The cultural and natural heritage represents the reference point, the model and the identity of the peoples, and constitutes the legacy of the past to be passed on to future generations.
What makes the concept of World Heritage exceptional is the universality of its application. The sites included in the World Heritage List belong to peoples of the entire world, regardless of the territory in which they are located. Each country has sites that have a local or national interest and are, rightly so, a source of national pride.
The 1972 Convention encourages member states to identify and protect their heritage, whether it is included in the World Heritage List or not. The difference between a World Heritage site and a national heritage site lies in the concept of “exceptional universal value“. The sites selected for the World Heritage, are chosen for their specific characteristics that make them the best possible example of cultural and natural heritage of the whole world.

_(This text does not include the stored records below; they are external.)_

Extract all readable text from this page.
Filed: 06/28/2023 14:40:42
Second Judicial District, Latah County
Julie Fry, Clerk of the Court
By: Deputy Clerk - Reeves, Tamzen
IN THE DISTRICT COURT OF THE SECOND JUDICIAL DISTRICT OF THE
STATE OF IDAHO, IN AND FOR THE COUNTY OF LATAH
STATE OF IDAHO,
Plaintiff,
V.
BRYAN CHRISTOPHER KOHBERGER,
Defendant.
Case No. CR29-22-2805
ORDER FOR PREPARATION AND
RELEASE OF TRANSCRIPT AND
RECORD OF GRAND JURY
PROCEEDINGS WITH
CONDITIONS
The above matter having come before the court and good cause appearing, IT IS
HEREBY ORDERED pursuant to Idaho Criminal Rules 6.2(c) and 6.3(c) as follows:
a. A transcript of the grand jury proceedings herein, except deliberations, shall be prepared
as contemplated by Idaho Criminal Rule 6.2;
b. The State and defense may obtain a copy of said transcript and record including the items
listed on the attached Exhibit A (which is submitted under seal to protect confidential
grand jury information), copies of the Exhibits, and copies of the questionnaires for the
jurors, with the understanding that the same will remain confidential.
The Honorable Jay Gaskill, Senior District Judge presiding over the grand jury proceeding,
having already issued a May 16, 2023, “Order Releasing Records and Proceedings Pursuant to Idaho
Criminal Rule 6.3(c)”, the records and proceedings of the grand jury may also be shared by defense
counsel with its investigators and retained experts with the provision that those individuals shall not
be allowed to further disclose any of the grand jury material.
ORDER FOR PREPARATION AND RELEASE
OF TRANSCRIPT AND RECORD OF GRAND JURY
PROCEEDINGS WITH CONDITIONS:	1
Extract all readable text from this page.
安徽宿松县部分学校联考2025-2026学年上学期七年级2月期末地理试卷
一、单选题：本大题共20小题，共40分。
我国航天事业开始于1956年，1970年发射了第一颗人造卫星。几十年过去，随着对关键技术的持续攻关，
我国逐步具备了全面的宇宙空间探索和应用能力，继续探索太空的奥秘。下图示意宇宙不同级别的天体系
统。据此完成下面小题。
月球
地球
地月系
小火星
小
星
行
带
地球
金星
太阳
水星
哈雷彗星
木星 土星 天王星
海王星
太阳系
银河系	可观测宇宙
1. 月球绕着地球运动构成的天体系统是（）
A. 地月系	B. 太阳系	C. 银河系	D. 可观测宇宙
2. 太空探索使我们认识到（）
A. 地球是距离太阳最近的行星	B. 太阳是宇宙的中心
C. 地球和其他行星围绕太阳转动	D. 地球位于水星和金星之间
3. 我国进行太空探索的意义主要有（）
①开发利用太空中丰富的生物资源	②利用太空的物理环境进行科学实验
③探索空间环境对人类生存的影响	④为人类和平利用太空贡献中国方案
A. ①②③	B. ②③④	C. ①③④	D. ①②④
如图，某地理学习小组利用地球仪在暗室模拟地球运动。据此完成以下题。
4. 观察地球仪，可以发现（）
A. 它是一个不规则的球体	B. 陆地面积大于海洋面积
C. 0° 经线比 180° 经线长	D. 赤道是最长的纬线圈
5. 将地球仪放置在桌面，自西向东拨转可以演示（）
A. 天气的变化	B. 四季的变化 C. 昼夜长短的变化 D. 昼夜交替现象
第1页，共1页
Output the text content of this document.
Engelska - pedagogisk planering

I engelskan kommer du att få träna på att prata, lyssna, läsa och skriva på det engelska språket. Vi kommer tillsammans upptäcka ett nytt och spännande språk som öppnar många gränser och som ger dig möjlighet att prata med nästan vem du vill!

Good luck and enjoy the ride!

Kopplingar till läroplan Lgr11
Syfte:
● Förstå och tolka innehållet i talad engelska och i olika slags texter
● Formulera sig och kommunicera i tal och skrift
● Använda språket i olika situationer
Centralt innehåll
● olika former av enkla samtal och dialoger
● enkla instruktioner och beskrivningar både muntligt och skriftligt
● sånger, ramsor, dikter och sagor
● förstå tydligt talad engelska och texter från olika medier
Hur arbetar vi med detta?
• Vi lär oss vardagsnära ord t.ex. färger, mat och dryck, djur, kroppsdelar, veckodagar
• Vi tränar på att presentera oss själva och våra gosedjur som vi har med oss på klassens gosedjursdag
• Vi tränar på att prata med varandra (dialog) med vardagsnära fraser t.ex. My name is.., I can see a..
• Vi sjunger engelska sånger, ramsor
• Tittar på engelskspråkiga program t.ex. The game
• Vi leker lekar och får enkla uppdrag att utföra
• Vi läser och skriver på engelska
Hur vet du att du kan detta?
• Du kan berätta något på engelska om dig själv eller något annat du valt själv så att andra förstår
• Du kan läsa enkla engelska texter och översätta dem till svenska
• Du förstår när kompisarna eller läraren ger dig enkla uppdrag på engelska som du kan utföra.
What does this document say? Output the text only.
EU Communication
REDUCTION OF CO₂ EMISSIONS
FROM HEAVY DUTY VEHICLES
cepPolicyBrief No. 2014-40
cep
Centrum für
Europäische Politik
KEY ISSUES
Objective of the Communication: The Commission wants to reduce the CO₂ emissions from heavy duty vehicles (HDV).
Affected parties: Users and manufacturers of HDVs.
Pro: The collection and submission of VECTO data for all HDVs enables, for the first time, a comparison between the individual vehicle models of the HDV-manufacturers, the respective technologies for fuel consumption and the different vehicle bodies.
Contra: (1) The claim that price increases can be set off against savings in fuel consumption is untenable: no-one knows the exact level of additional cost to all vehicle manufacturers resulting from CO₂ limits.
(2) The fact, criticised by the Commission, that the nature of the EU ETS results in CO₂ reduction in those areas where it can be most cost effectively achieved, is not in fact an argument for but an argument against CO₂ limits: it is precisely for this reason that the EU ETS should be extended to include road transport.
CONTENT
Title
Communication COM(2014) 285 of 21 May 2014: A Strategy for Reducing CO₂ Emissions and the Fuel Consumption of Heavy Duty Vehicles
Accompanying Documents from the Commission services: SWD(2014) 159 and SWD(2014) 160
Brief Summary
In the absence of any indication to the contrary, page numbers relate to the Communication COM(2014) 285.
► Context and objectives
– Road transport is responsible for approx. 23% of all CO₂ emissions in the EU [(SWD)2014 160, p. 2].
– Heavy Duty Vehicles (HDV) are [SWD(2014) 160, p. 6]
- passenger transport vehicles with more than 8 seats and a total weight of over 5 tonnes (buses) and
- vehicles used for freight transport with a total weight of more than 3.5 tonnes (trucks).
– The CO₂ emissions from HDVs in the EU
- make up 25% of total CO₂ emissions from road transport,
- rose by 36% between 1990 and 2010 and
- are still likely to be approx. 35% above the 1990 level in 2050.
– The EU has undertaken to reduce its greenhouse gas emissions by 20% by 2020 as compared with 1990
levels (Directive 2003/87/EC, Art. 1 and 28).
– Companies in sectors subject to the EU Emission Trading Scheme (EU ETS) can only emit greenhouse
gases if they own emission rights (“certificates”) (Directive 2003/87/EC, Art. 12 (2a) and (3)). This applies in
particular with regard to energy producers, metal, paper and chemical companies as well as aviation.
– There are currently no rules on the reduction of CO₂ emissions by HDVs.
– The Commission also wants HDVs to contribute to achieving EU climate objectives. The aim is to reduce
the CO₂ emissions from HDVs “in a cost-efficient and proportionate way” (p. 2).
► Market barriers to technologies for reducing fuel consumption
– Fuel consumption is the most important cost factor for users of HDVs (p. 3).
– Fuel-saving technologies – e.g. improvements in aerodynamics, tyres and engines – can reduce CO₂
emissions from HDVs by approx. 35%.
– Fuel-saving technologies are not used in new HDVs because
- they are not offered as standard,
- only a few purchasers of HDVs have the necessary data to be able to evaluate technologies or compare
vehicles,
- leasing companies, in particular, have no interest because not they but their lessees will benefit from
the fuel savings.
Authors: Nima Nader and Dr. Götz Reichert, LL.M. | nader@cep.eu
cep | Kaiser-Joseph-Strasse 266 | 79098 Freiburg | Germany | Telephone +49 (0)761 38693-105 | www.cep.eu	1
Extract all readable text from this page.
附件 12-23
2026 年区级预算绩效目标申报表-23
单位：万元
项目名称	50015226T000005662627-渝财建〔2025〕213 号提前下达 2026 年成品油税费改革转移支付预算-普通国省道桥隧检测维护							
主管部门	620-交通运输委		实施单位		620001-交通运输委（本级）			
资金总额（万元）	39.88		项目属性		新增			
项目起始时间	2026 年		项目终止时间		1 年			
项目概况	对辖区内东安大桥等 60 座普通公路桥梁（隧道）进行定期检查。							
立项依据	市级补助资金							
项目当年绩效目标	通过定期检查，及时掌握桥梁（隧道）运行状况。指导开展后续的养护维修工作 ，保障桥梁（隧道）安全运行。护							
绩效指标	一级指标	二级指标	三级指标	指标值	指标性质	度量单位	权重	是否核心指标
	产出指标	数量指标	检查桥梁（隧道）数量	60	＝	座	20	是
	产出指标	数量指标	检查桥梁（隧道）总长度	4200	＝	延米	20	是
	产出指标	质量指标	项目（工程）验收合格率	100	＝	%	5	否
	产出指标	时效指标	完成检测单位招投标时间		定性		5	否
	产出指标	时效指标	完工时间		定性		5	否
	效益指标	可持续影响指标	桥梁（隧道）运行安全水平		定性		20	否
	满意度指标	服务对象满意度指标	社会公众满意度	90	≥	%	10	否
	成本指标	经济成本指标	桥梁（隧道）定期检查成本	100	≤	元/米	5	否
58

Based on the Convention, the Countries recognize that the sites that are located on their territory and are included in the World Heritage List, without detracting from national sovereignty and the right to property, constitute a heritage “in whose protection the entire international community is obliged to take part”. Without the support of other countries, some of the most important cultural or natural sites in the world might risk suffering damage or, worse even, disappearing, often because of a lack of funds necessary for their conservation. Therefore, the Convention represents an almost universally ratified agreement that guarantees intellectual and financial resources (within the limits of availability) which is necessary for the protection of the sites of the World Heritage List.
The World Heritage List reflects the richness and diversity of the cultural and natural heritage of the entire world.